A Mount Sinai Cardiologist’s Colleagues Save His Life

William J. Schwartz, MD, Clinical Director of Ambulatory Cardiology at Mount Sinai Queens and Assistant Professor of Medicine (Cardiology) at the Icahn School of Medicine at Mount Sinai, gave an accidental pop quiz to his medical team when he had his own cardiac emergency. Fortunately for everyone, they passed with flying colors. 

It started one evening in March 2022, when Dr. Schwartz started to feel uncomfortable and achy in his chest, back, and shoulders, while walking to his car after work at Mount Sinai Queens. His first thought was that he had caught his wife’s bad cold. As the evening progressed, his discomfort persisted.

Dr. Schwartz, 71, didn’t have the standard risk factors for a heart attack. He didn’t smoke, have high blood pressure, diabetes, high cholesterol, or a family history of heart disease. He led an active lifestyle, running five miles weekly on a treadmill without feeling any shortness of breath or chest pain. Yet, something made him think, “heart.” Around midnight, he decided to take himself to the Emergency Department (ED) at The Mount Sinai Hospital.

When Dr. Schwartz arrived at the ED, they took an electrocardiogram (EKG), a test that can identify an acute heart attack. His EKG looked suspicious but not alarming. Blood tests were sent, and he was admitted to the ED for observation. An hour later, Dr. Schwartz started to feel much, much worse. “It felt like the inside of my chest was being pulled out of my body,” he says.

He signaled the staff, who immediately carried out a second EKG. The second EKG showed a different result than the first. It revealed that Dr. Schwartz was having a heart attack due to a complete blockage of one of his heart’s arteries. His pain reflected dying heart tissue, and he was at risk of sudden cardiac death. This condition is known as an ST elevation myocardial infarction, or STEMI, which requires an emergency procedure called cardiac catheterization."

The ED staff notified the Cardiology STEMI team, which consists of doctors, nurses, and technicians rotating on call 24/7 to perform emergency catheterizations.

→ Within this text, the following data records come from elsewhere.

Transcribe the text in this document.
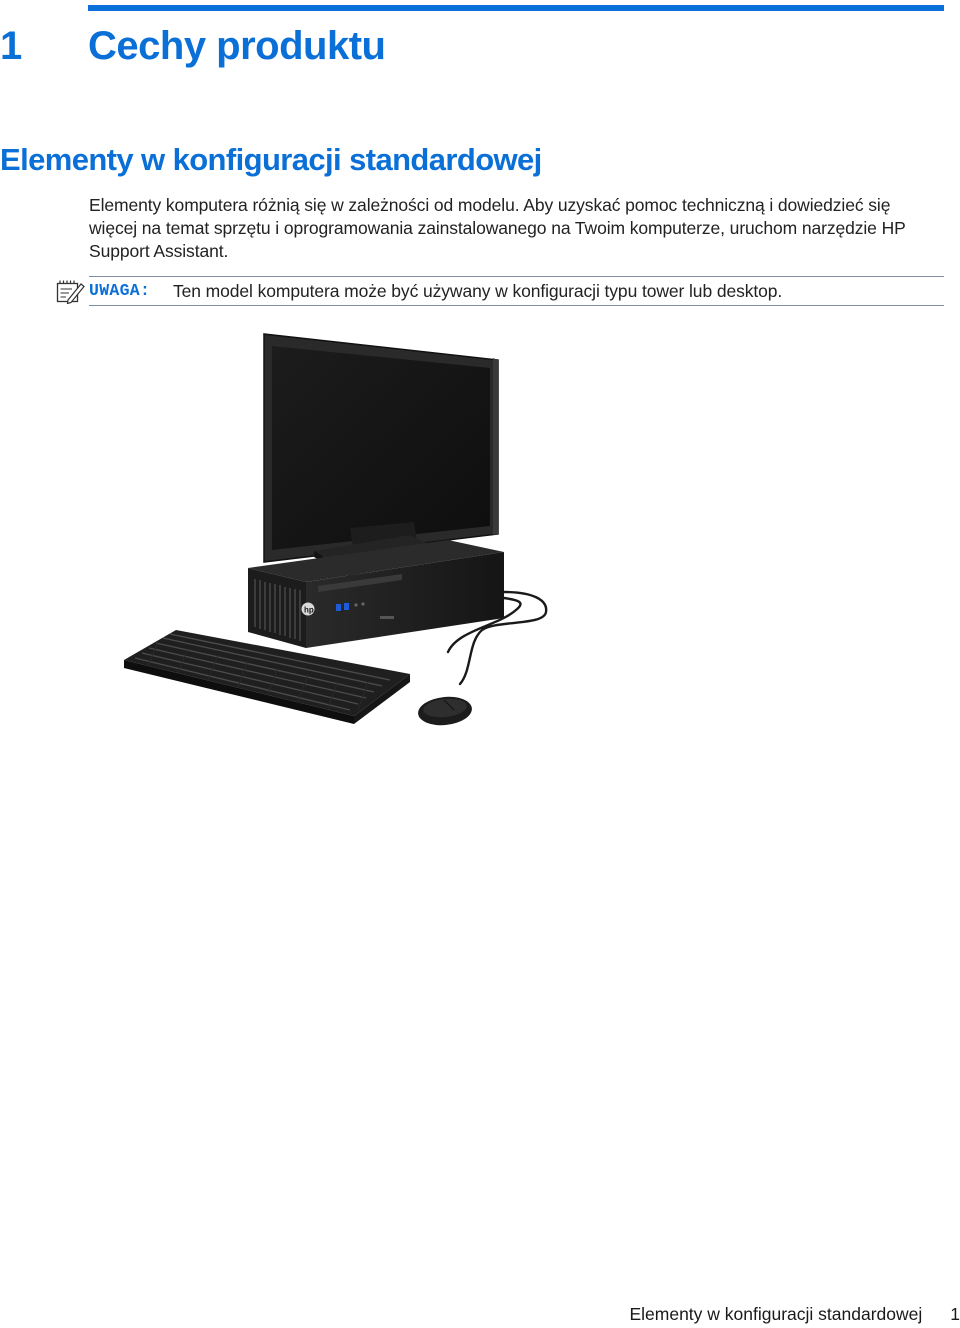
1 Cechy produktu
Elementy w konfiguracji standardowej
Elementy komputera różnią się w zależności od modelu. Aby uzyskać pomoc techniczną i dowiedzieć się więcej na temat sprzętu i oprogramowania zainstalowanego na Twoim komputerze, uruchom narzędzie HP Support Assistant.
UWAGA: Ten model komputera może być używany w konfiguracji typu tower lub desktop.
hp
Elementy w konfiguracji standardowej 1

Dr. Schwartz was then rushed to the Cardiac Catheterization Laboratory (Cath Lab), which is equipped with specialized imaging equipment designed to diagnose and treat heart problems. On arrival to the Cath Lab, Dr. Schwartz was met by his colleague, now his treating physician, Raman Sharma, MD, Assistant Professor of Medicine (Cardiology) at Icahn School Mount Sinai and Assistant Director of Endovascular Intervention at The Mount Sinai Hospital, and the Cath Lab team.

“Once someone is having a STEMI, you basically have 90 minutes to treat it,” says Dr. Sharma. “Whether the patient is homeless or the President of the United States—or a colleague like Dr. Schwartz—we do the same emergent procedure to revascularize in a timely manner. We didn’t do anything special because Dr. Schwartz was a colleague.” 

“TV shows used to show someone who was having a heart attack grabbing their chest and falling down to the ground,” Dr. Sharma says. “But that’s not how most heart attacks present these days. Nowadays, a lot of people say they’ve been feeling kind of funny for a few days, off and on. Then, all of a sudden, they get this huge pressure in their chest.” When this happens, says Dr. Sharma, the key is not to just go to sleep and hope to feel better in the morning. “You should go to the ER, like Dr. Schwartz did.” 

Dr. Sharma performed an angiogram, which showed the totally blocked artery. He inserted a small mesh tube called a stent to unblock the artery and essentially “stop” the heart attack. “This is the standard approach for a STEMI,” explains Dr. Sharma. It was an uncomplicated procedure and required only one stent. 

"For Dr. Schwartz, opening the artery with the stent resulted in immediate relief of his pain. Following the catheterization, Dr. Schwartz was brought to the Cardiac Intensive Care Unit (CICU). The next day, recovering in the CICU, Dr. Schwartz had a brief episode of mild chest pain. The EKG was normal. The first angiogram had revealed a second, less significant blockage. Given his further symptoms, the team advised that the other blockage should also be treated."

The next morning, Dr. Schwartz went back to the Cath Lab. Annapoorna S. Kini, MD, Interventional Director of Mount Sinai’s Structural Heart Program and the Zena and Michael A. Wiener Professor of Medicine at Icahn Mount Sinai, placed a second stent. This procedure also went smoothly, and Dr. Schwartz was discharged that evening,

Four months later, Dr. Schwartz danced at his son’s wedding.

Since his STEMI, Dr. Schwartz has become even more appreciative of his life and health. In his cardiology practice, he often shares his story with his colleagues and his patients, reminding some, and informing others, that life-threatening heart disease may not be preceded by typical risk factors or symptoms.